Во-первых, сейчас мы не имеем никаких достоверных социологических данных, например, о том, как воспринимаются образованным городским классом изменения, связанные с Крымом, Донбассом, как городской класс воспринимает патриотический угар, все это новое реваншистское настроение. Те цифры, которые есть у ВЦИОМа, у «Левада-центра», как мы видим, они очень общие. Они нисколько не приоткрывают нам, скажем, представление о том, как в отдельно взятом городе-миллионнике, например, таком как Екатеринбург, люди это воспринимают.
Во-вторых, если сравнивать с Афганистаном, то существенным отличием будет то, что вступление в Афганистан воспринималось тогдашним советским населением, на мой взгляд, как достаточно такой отдаленный от себя жест, кроме тех, кого это лично коснулось. Выглядело это каким-то эпизодом борьбы между СССР и Западом. При этом Афганистан, конечно, не был связан ни с каким подъемом реваншистских настроений.
А Крым и Донбасс вытекают из последних 20 лет, потому что в обществе, очевидно, теперь это уже зафиксировано, имелась какая-то очень глубокая травма. И над ней смеялись или считали, что эти травмированные люди составляют значительное меньшинство или политически маргинализированы: да, пусть они ходят с красными флагами на митингах КПРФ или, допустим, собираются на площади Революции под лимоновскими знаменами. Но было долгое время ощущение, что они не могут стать мейнстримом. И вдруг эта травма внезапно сделалась абсолютно мейнстримной, и быстро-быстро распространяется по всему политическому центру. И не только политическому центру, но и по широким общественным настроениям.
И третье: удивительно, но Крым для российского современного общества действительно означает какую-то историю успеха. Как будто не было никаких событий в предыдущей жизни, и вдруг случился Крым, который мгновенно наполняет всю жизнь смыслом для каких-то социальных групп. Вот в этом и есть новизна. Конечно, когда был Афганистан, то ничего этого не было. Все понимали, что, да, войска вводятся, у этого есть какое-то там политическое или геополитическое основание. Патриотический порыв испытывали совсем не многие. Многие стремились избежать этого Афганистана, среди молодежи, среди родителей. Сейчас ситуация принципиально другая.

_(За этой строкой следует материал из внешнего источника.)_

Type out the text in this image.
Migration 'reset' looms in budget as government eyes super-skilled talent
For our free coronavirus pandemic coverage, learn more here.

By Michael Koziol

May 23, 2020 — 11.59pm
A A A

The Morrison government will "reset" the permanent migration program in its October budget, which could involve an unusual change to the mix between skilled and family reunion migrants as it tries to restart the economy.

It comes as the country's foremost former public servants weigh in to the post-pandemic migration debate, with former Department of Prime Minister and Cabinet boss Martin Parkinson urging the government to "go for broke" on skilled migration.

Нателла Болтянская: В 1979 году, когда советские войска вошли в Афганистан, интеллигентная молодежь отреагировала на это достаточно однозначно. Кроме того, оттуда быстро пошли гробы, и была страшная информация о том, что происходит там с людьми.
Что же касается сегодняшней истории с Крымом, то общество разделилось так, как не делилось вообще никогда. Эти границы проходят по семьям, и на этих границах идет настоящая война. Она проходит по многолетним друзьям. Она проходит по огромному количеству людей, о которых предположить было нельзя, что в них настолько плотно сидят имперские амбиции.
Поэтому мне кажется, что реакция на сопоставляемые события отличается принципиально. Большая гомогенность много лет назад – и реальный, болезненный, кровоточащий раскол общества, разлом. Это очень тяжело, потому что люди друг друга совсем не слышат. Один из участников «Сахаровской маевки» сказал мне: «Даже обсуждать боюсь. Потому что мне тяжело и неприятно слышать торжествующие имперские лозунги, или лозунги про «фашиков» и «рашиков».
Дело еще и в том, что, как мне кажется, 35 лет назад было значительно меньшее информационное пространство. Те, кто хотел получить информацию с разных сторон, получали ее из всем известных источников – от зарубежных радиостанций. А сейчас в Интернете можно прочитать все, что угодно, причем поровну «за» и «против» любой позиции. Еще у меня такое ощущение, что одна из причин – это достаточно мощные пропагандистские акции. В частности, федеральных каналов. Потому что люди, которые 35 лет назад садились за свои убеждения в тюрьму, на «Сахаровской маевке» говорили мне, что тогдашняя пропагандистская машина и в подметки не годится сегодняшней.